Mektepleri, devlet kurmaz

Osmanlı Devleti, ailenin çocuğunu terbiye hakkına ilişmeyi aklının ucundan geçirmemiştir. Herkes tahsil imkânlarını kendisi hâsıl etmekte hürdür. Devlet, bu hususta yardımcı olabilir; ancak ferdî teşebbüsü engelleyemez. Bu bakımdan Osmanlılarda klasik devirde devlet eliyle kurulan maarif müessesesine rastlanmaz. Mektep ve medreseleri ferdler kurar; vakıflar yoluyla işletir.
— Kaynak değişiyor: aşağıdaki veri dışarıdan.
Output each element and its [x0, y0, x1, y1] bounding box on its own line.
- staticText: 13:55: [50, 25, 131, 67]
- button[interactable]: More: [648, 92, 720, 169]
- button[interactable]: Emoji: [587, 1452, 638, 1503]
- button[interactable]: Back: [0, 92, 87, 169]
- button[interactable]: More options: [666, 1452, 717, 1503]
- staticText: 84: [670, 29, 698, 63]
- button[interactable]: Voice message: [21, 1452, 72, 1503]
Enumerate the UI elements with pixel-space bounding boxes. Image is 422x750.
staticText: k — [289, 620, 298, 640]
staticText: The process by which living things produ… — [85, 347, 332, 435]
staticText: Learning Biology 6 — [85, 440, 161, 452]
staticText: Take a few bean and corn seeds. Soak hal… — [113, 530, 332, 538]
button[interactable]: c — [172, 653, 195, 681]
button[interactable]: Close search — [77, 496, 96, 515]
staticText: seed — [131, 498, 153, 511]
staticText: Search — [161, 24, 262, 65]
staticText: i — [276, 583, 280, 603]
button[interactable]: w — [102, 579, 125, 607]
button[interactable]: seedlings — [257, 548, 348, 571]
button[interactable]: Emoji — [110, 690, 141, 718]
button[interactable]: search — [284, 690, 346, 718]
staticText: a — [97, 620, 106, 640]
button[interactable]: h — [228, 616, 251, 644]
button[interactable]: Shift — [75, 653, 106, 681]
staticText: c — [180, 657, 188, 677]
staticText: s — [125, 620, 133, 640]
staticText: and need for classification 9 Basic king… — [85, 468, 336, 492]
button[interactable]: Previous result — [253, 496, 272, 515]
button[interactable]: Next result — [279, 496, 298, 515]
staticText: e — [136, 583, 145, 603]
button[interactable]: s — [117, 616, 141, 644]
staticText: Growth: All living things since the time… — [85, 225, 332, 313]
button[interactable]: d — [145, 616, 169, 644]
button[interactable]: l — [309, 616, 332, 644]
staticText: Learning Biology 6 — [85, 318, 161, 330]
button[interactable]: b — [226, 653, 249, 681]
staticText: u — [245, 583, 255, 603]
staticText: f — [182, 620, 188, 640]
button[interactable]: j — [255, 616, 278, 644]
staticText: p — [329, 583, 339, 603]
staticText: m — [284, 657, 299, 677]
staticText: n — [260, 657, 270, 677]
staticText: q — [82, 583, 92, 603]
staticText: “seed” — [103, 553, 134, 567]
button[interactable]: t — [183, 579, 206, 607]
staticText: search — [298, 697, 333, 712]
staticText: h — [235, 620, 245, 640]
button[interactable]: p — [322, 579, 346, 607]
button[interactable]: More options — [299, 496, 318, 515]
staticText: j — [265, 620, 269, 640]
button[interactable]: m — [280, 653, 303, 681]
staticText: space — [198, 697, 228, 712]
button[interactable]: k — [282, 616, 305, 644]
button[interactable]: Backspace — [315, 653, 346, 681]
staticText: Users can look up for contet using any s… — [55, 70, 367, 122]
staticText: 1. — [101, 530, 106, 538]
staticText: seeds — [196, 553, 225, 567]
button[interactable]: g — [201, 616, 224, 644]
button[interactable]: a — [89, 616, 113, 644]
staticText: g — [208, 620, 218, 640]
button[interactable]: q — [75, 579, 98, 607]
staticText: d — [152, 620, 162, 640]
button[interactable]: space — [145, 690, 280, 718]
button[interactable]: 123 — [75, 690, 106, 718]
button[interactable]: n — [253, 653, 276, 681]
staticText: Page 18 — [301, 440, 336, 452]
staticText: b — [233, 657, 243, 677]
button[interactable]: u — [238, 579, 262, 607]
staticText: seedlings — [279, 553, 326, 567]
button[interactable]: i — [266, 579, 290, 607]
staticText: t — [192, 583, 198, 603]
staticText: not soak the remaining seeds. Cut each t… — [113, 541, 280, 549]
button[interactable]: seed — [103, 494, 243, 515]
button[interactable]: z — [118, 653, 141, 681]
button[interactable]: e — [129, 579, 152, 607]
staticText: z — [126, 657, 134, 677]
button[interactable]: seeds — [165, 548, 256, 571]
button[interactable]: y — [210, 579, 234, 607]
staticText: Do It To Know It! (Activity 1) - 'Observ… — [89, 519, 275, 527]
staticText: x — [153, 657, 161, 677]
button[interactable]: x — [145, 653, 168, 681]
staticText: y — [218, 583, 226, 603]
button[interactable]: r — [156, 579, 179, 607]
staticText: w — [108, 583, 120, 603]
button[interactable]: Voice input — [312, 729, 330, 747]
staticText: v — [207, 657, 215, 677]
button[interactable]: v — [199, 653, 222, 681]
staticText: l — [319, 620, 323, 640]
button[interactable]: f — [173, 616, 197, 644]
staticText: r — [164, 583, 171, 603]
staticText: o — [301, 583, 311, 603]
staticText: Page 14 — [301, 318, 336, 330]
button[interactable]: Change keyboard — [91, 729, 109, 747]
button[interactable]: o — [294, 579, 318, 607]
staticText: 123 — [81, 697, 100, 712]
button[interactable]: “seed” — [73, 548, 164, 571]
Binâları kendisi yapar, hocaları kendisi bulur, talebeyi kendisi seçer ve müfredatı kendisi tesbit eder. Devlet de bunları destekler ve kontrol eder. Padişah, hânedan ve devlet ricâlinin yaptırdığı medreseler de böyledir. Hepsi şimdiki özel okullar gibidir. Meslekî tahsil, hatta doktorluk bile usta-çırak münasebetiyle olur. Bugün İngiltere’deki sistem de buna benzemektedir.

Tanzimat’tan sonra devlet eliyle mektepler kurulmuşsa da, bu sistem değişikliği olmayıp, devletin memur ihtiyacını karşılamak içindir. Nitekim hususî maarif müesseseleri varlığını devam ettirmiş; devlet mektepleri de terbiye (eğitim) değil, maarif (öğretim) rolü üstlenmiştir. Kanun-ı Esasî’nin 15. maddesi Osmanlı vatandaşlarının umumî ve hususî tedrisatta serbest olduğu; 16. maddesi de mekteplerin devlet nezâretinde olduğu; ancak bunun çeşitli milletlerin dinlerini öğretmesine halel veremeyeceği esasını hükme bağlamıştır.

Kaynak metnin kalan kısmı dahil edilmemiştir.